Someone commented that religion as been the primary source of inspiration for creative types. Its true. In fact, all myths have. And I think that tells us a lot about what they really are.
Unlike artists, scientists have never been directly assisted in their work by their belief. Yes, their desire to cure people may have been inspired by worship, but the nuts and bolts of science has come from rigorous intellectual and logical study and scientific practice.
The problem with the logic of religious thinking (and supposed intellectuals like Polkinghorne and Mitton) is this:
We have this jigsaw puzzle. This puzzle is so difficult it would be impossible for us to finish it in your lifetime. Even in a thousand lifetimes. But if we really dedicate ourselves, we might just get to fit two pieces together.
Religious people aren't interested in that. There's no way they're going to spend their whole lives just to fit two bits of sky together. So they play around with the pieces for a few days, then decide on instinct what they think the picture is. Quickly, they set about arranging the pieces to fit the picture they have in their mind. Because they've convinced themselves this is the picture, they're blind to the mess they are making with the puzzle. To them, it looks beautiful. To the rest of us, it's just a mess.
That's why I can't trust "facts" about Jesus which are supposedly "beyond dispute".
There's several bits of written evidence describing King Arthur or someone who may have been the inspiration for him. The fact that the myth of King Arthur didn't take off in the way the myth of Jesus did, is why we don't have thousands of written accounts of "what people saw him do". But written evidence is not enough to say "beyond dispute". That's why we have archeology.
I don't care what Mitton says, there is nothing a historian could say about Jesus which would be "beyond dispute", except that he was the central figure for one of the biggest religions the world has ever seen.
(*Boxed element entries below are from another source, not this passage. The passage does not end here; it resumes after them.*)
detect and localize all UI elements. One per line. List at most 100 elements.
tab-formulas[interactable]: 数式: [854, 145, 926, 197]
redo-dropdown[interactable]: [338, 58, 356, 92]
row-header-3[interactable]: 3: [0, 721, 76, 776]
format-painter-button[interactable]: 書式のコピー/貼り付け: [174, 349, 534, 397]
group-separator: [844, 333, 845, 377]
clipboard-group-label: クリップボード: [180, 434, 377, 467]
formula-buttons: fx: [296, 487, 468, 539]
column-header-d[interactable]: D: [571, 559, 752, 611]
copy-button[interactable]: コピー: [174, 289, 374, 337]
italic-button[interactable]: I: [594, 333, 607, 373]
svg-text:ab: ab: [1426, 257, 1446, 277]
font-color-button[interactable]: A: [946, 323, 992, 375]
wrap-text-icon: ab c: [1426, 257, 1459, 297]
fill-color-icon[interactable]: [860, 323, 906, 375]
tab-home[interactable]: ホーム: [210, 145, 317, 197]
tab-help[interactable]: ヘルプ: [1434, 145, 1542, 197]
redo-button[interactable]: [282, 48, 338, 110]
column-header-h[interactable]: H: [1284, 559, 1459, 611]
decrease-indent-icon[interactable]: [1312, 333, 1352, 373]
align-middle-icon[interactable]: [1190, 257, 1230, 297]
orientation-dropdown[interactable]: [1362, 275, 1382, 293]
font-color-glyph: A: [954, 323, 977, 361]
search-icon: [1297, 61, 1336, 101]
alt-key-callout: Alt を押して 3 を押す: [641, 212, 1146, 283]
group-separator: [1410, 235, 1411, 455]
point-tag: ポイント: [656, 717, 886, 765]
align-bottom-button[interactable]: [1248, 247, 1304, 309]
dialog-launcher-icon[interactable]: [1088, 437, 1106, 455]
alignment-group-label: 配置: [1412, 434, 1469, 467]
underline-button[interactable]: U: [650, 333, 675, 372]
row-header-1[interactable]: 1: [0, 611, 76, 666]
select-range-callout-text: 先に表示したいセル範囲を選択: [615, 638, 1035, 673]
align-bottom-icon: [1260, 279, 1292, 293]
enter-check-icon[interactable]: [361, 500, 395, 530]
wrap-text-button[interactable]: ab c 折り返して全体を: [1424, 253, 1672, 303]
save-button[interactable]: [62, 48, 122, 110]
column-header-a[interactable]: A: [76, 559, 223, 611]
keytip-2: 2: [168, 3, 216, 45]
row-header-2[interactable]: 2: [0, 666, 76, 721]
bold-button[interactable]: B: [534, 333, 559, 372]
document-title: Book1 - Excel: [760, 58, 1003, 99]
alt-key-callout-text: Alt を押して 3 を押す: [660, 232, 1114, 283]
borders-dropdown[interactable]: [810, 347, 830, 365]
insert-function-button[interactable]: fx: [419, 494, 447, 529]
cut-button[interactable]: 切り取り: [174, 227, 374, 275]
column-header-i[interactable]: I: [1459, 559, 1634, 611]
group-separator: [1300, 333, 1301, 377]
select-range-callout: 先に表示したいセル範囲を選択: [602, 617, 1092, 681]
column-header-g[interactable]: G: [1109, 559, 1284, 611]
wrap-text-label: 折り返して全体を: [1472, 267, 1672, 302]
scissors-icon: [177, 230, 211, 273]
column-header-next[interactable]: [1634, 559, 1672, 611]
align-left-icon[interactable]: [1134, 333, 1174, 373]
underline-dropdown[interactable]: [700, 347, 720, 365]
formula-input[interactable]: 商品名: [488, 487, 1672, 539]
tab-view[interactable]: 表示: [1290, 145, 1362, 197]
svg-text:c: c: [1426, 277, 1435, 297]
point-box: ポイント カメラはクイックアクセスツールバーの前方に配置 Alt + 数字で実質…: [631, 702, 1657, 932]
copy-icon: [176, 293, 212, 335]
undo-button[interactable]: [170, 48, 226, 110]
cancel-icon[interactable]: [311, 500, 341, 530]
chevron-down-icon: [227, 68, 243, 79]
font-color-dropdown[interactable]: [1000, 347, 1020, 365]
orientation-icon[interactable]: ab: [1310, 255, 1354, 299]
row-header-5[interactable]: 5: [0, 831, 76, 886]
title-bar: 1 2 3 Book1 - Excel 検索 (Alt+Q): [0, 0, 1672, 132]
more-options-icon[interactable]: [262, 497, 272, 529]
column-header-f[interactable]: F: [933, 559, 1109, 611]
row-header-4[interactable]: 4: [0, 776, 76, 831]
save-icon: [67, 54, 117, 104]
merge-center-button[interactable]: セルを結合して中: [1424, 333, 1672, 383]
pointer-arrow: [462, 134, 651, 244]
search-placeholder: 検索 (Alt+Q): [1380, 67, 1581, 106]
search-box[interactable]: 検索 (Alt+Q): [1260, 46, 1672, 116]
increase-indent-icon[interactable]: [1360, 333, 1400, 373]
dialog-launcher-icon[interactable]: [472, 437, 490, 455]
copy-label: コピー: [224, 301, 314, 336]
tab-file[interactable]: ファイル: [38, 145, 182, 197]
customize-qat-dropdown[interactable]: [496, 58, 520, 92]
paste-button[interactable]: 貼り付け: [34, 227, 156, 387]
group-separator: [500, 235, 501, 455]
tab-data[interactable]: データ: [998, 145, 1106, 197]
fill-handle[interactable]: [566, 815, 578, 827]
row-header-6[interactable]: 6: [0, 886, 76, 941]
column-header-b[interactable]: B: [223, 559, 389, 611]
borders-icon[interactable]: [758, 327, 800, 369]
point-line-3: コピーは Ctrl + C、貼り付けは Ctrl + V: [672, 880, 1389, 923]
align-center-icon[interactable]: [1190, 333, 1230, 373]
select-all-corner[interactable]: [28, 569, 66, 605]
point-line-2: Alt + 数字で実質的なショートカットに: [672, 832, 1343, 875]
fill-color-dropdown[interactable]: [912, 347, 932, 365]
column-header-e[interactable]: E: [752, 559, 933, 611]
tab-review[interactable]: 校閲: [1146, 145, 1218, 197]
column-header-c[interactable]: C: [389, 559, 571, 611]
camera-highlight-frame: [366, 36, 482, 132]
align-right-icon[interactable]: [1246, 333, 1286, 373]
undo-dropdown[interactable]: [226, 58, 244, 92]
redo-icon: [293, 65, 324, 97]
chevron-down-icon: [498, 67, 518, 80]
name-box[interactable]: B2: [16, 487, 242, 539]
Alvar EllegÄrd thinks the story of Jesus of Nazareth, crucified by Pilate, was a fictional construction.
Most accounts of Jesus are wrapped up in the mass-hysteria that drives religous belief, so we can't be sure exactly what these people saw, or what they heard other people say they saw.
Have you ever witnessed a witch hunt? I have. I nearly joined in but saw it for what it was in the nick of time. The force and power and conviction of the people involved was scary. Simply due to a charming person saying bad things about a person everyone loved to hate, they were ready to do physical harm. And these were hippies.
Hitler did the same things as Mitton. He took bits and pieces of "fact" and put them together in a compelling way to persuade people to believe in National Socialism.
When people decide to go skating on thin ice, if they want other less reckless types to follow, they go to great lengths to persuade them the ice is solid as a rock.
Timothy Freke and Peter Gandy say: "The Messiah was expected to be a historical, not a mythical, savior. It was inevitable, therefore, that the Jesus story would have to develop a quasi-historical setting. And so it did. What had started as a timeless myth encoding perennial teachings now appeared to be a historical account of a once-only event in time. From this point it was unavoidable that sooner or later it would be interpreted as historical fact. Once it was, a whole new type of religion came into being - a religion based on history not myth, on blind faith in supposed events rather than on a mystical understanding of mythical allegories, a religion of the Outer Mysteries without the Inner Mysteries, of form without content, of belief without Knowledge." (The Jesus Mysteries, p. 207)
But nobody wants to believe the old masters cheated.